Death certificates and other records, media reports and interviews with former staff members and inmates showed some died from illness and accidents, including a 1914 dormitory fire that claimed the lives of six boys and two staff members who became trapped inside the building.
Researchers said it would take approximately a year for the exhumations, autopsies, DNA testing, analysis and reporting to be completed.
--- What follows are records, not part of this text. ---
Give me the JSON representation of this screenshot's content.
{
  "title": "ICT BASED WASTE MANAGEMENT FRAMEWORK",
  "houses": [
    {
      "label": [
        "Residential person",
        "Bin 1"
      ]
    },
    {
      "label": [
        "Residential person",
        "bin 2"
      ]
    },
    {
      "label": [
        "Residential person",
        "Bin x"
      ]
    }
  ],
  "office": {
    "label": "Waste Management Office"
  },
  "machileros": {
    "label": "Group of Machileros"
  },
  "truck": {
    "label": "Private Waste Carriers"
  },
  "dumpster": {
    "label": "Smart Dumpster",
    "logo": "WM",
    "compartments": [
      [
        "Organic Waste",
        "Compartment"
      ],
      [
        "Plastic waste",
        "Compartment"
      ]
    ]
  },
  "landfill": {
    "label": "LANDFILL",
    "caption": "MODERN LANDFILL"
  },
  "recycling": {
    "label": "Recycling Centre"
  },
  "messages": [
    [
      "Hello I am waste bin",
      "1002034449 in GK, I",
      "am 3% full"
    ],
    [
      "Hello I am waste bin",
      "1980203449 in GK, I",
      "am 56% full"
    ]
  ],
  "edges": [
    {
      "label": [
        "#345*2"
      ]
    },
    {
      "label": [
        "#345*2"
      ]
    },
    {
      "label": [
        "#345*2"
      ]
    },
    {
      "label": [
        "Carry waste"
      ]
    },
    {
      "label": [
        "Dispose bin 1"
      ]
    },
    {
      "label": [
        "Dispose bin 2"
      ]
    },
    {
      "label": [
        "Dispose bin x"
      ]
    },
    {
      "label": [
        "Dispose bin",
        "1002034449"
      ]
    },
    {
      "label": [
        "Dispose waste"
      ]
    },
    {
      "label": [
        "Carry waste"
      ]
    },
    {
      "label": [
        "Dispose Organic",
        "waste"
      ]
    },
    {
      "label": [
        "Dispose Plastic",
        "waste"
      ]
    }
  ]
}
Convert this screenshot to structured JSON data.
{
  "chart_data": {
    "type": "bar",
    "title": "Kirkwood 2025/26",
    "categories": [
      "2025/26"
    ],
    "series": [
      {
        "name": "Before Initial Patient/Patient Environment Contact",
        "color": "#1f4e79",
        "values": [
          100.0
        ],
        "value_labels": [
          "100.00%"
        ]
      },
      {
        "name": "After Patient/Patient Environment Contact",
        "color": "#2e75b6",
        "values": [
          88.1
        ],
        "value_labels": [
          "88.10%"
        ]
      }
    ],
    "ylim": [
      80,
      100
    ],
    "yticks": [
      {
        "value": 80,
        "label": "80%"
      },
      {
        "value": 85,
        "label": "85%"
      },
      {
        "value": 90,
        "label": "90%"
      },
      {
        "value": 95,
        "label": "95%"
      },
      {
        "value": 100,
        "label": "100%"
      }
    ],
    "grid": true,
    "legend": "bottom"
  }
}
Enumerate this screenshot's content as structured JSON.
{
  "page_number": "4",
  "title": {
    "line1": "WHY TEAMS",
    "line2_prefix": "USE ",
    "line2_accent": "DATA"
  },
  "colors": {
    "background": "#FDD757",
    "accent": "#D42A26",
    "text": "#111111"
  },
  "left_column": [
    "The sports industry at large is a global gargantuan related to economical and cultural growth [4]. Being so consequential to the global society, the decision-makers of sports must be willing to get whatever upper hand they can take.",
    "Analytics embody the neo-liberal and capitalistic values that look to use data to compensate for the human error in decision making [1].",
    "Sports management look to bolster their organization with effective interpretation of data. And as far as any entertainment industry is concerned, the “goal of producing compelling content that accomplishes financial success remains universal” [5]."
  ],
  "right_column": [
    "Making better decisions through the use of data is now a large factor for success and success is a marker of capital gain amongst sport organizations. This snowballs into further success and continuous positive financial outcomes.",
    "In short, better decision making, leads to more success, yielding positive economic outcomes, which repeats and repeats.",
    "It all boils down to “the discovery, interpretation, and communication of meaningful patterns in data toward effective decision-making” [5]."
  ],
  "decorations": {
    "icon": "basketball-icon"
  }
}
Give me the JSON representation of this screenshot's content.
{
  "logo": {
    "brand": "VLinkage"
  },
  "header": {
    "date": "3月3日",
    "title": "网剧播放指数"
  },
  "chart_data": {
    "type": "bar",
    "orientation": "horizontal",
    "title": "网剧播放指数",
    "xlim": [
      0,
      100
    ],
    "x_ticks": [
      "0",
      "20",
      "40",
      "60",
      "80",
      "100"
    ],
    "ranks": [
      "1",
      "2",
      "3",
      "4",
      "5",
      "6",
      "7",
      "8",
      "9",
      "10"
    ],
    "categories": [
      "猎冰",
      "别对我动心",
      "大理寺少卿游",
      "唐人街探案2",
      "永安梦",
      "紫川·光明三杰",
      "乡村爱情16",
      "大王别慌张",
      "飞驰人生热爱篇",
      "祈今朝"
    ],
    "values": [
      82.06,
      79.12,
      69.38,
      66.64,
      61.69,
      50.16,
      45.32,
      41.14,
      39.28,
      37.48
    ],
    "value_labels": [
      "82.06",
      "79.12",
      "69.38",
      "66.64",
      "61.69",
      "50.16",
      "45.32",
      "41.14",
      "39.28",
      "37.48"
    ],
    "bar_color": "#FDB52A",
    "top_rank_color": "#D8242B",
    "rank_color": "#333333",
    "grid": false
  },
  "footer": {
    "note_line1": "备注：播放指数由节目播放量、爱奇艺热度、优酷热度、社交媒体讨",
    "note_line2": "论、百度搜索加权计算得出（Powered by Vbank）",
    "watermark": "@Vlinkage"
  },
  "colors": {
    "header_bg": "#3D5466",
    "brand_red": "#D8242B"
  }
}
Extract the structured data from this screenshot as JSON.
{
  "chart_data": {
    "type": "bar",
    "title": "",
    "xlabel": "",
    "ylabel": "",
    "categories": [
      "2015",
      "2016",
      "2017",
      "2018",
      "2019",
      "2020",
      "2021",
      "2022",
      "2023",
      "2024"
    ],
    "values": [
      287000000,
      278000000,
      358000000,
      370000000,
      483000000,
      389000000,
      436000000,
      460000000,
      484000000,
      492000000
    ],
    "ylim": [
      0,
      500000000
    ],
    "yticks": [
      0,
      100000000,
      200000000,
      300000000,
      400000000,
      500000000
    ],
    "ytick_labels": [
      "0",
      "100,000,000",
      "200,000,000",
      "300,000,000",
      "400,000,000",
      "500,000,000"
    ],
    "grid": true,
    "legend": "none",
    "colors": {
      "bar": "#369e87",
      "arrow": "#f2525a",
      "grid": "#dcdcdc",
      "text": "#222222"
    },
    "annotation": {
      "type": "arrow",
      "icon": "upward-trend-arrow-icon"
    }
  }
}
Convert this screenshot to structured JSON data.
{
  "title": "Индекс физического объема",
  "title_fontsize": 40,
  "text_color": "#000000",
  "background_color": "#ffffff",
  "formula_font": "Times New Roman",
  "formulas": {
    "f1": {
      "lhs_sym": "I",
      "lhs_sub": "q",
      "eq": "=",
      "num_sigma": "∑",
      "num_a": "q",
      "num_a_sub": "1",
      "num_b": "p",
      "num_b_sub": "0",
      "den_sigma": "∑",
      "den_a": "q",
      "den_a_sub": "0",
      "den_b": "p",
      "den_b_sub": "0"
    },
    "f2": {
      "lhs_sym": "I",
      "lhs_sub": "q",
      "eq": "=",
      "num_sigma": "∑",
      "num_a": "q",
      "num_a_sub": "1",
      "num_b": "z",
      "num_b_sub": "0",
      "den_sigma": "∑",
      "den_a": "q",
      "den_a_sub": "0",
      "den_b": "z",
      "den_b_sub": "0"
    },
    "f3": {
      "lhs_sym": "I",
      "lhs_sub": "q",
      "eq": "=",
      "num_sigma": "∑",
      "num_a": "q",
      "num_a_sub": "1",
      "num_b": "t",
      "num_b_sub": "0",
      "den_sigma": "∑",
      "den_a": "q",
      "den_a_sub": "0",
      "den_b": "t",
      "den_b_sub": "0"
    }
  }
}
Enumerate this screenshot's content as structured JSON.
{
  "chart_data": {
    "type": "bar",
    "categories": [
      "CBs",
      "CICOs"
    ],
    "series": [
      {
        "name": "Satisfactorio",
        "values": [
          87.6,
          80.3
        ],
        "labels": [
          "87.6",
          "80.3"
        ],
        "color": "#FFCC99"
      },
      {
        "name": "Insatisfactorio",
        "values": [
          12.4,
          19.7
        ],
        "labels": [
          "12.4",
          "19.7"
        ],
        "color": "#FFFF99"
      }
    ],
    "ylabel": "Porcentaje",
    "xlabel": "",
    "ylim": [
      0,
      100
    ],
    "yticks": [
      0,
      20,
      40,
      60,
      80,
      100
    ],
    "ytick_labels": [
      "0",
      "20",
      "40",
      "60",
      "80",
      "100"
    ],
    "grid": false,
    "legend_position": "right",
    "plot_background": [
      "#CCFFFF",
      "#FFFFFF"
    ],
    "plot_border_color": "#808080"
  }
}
The school was plagued by scandal soon after it opened in 1900. Three years later, investigators found children "in irons, just as common criminals."
In the 1950s and early 1960s, boys were taken to a small building called The White House, where guards beat them for offenses as insignificant as singing or talking to a black inmate. The boys would be hit dozens of times - if not more - with a wide, three-foot long leather strap that had sheet metal stuffed in the middle.
In 1968, when corporal punishment was outlawed at state-run institutions, then-Gov. Claude Kirk visited and found the institution in disrepair with leaky ceilings, holes in walls, cramped sleeping quarters, no winter heating and buckets used as toilets.